Le ciel est bleu lumineux. Je me souviens de l'odeur des frites et de l'ambre
solaire qui évoquait le temps des vacances. Les couleurs de la photo sont chaudes
et saturées.
Le vent rabat ses cheveux vers
l'avant, couvrant une partie de son visage. Elle ne pose pas et rit de toutes
ses dents.
Nous nous étions baignés, l'eau
était encore un peu fraiche. Elle porte une jupe rouge légère qui lui arrive un
peu au-dessus des genoux. Prétextant que l'eau était très salée et qu'elle avait
oublié emporter de quoi se changer, elle était restée nue sous ses vêtements.
Elle est restée toute la journée dans la même tenue.
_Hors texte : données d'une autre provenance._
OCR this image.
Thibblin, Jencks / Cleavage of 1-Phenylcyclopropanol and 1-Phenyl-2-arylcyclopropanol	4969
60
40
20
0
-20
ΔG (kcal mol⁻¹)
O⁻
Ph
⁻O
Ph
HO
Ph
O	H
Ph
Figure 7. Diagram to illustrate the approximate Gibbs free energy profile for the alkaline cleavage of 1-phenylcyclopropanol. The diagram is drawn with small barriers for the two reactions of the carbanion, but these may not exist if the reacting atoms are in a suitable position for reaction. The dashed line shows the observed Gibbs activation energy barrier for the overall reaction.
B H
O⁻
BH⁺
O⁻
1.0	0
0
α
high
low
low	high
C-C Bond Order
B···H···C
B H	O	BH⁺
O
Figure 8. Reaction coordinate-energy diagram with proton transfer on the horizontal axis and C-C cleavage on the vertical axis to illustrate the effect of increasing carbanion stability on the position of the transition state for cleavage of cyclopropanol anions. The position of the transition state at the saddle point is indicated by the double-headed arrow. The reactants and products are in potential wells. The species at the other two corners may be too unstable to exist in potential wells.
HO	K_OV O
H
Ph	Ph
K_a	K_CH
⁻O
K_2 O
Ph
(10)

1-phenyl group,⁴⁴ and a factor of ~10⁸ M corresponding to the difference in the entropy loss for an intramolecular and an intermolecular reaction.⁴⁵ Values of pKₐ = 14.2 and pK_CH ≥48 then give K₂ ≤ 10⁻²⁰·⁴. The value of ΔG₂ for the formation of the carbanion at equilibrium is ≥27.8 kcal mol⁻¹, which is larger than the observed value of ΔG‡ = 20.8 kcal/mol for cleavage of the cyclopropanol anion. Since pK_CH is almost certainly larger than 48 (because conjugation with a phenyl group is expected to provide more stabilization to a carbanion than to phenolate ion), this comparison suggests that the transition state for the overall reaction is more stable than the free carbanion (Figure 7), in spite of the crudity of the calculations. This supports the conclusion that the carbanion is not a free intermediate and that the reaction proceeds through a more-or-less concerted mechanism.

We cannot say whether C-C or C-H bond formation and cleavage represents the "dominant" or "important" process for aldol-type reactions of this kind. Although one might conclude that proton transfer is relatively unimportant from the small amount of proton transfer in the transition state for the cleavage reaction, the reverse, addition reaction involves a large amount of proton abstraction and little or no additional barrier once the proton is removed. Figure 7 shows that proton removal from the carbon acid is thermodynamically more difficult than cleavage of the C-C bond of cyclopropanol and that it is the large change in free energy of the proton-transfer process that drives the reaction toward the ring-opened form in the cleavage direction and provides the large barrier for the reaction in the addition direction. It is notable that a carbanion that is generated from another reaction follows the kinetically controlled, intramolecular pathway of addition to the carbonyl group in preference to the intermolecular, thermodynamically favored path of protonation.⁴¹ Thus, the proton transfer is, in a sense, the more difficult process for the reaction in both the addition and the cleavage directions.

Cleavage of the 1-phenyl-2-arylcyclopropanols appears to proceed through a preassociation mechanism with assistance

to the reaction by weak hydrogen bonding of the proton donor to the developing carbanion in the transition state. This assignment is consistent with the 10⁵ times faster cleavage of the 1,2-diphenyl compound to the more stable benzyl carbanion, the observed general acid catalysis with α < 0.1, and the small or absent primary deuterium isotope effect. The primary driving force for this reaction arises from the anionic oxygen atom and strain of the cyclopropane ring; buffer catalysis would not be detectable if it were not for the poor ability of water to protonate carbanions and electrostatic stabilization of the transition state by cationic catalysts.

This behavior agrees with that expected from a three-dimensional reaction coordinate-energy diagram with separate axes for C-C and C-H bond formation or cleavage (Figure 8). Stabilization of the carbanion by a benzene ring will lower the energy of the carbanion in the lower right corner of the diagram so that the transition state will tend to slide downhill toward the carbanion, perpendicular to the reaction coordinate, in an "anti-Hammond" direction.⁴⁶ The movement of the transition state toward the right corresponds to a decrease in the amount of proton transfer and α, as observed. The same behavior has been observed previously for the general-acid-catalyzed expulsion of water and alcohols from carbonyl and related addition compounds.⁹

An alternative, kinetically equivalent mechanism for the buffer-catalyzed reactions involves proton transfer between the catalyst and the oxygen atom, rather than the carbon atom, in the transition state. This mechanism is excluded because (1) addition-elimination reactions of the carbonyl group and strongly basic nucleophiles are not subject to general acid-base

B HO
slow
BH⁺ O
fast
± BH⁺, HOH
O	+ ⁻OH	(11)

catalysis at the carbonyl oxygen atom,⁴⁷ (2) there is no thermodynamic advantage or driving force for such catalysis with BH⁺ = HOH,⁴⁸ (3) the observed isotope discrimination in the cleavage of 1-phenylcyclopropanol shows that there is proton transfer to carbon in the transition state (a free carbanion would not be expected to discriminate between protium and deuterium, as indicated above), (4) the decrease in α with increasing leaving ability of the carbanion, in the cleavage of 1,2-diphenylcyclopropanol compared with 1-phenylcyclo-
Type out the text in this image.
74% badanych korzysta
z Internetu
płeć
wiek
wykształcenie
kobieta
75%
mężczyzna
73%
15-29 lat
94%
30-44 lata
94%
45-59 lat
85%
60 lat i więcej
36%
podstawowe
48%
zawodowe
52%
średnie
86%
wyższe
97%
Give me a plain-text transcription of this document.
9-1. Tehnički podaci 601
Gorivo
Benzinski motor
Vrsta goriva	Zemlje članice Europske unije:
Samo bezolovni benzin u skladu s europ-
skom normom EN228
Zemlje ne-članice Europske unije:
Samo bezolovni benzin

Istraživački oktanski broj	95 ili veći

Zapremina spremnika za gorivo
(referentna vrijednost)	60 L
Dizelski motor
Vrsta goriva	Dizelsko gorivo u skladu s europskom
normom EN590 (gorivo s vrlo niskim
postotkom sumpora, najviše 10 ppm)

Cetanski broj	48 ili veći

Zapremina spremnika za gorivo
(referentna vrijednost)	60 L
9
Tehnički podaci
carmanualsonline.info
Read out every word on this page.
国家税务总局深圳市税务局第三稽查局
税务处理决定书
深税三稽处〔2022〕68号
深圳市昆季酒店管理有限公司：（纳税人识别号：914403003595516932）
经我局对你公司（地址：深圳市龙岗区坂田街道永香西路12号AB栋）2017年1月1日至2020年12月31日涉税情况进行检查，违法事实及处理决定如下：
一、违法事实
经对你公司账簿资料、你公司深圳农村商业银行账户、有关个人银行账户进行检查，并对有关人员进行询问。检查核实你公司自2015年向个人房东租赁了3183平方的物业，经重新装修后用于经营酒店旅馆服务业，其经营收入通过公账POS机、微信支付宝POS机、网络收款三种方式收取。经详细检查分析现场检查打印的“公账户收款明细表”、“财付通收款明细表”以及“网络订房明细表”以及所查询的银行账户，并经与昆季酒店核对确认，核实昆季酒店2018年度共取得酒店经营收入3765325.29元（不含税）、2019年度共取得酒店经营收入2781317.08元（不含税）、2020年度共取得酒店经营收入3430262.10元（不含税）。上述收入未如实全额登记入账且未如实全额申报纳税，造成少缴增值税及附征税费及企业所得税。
C’est la semaine ou elle a commencé à se lacher vraiment.
* * *
Le collier de perles
C'est l'hiver, toujours à Biarritz. Le regard buté et la
lèvre tremblante, elle ne veut pas me parler.
Mes parents nous ont
invités au restaurant. À la fin du repas, ma mère remarque qu'elle porte le
collier en perles que je lui ai offert deux mois plus tôt. C'est à cet instant
qu'elle découvre mon mensonge... le premier... en le lui offrant, je lui avais
fait croire que je l'avais acheté lors d'une vente aux enchères. Ma mère lui
apprend qu'il s'agit du collier de ma grand-mère. Ma mère parle toujours trop. J’aurais
voulu qu'elle se taise. J’aurais voulu être ailleurs. Le choc est d'autant plus
rude que le cadeau l’avait surprise.
Elle apprendra un an plus tard que ce n’était même pas de
vraies perl
* * *
Festival d'Avignon
Photo de groupe, quelques mois plus tard. Un stage de théâtre
à Avignon. Nous assistions à une ou deux représentations par jour et avions
droit à l'explication de texte détaillée de l'artiste. Nous ne nous
connaissions pas auparavant et ne sommes jamais revus depuis. Je ne parviens
pas à mettre un nom ou un prénom sur le moindre visage.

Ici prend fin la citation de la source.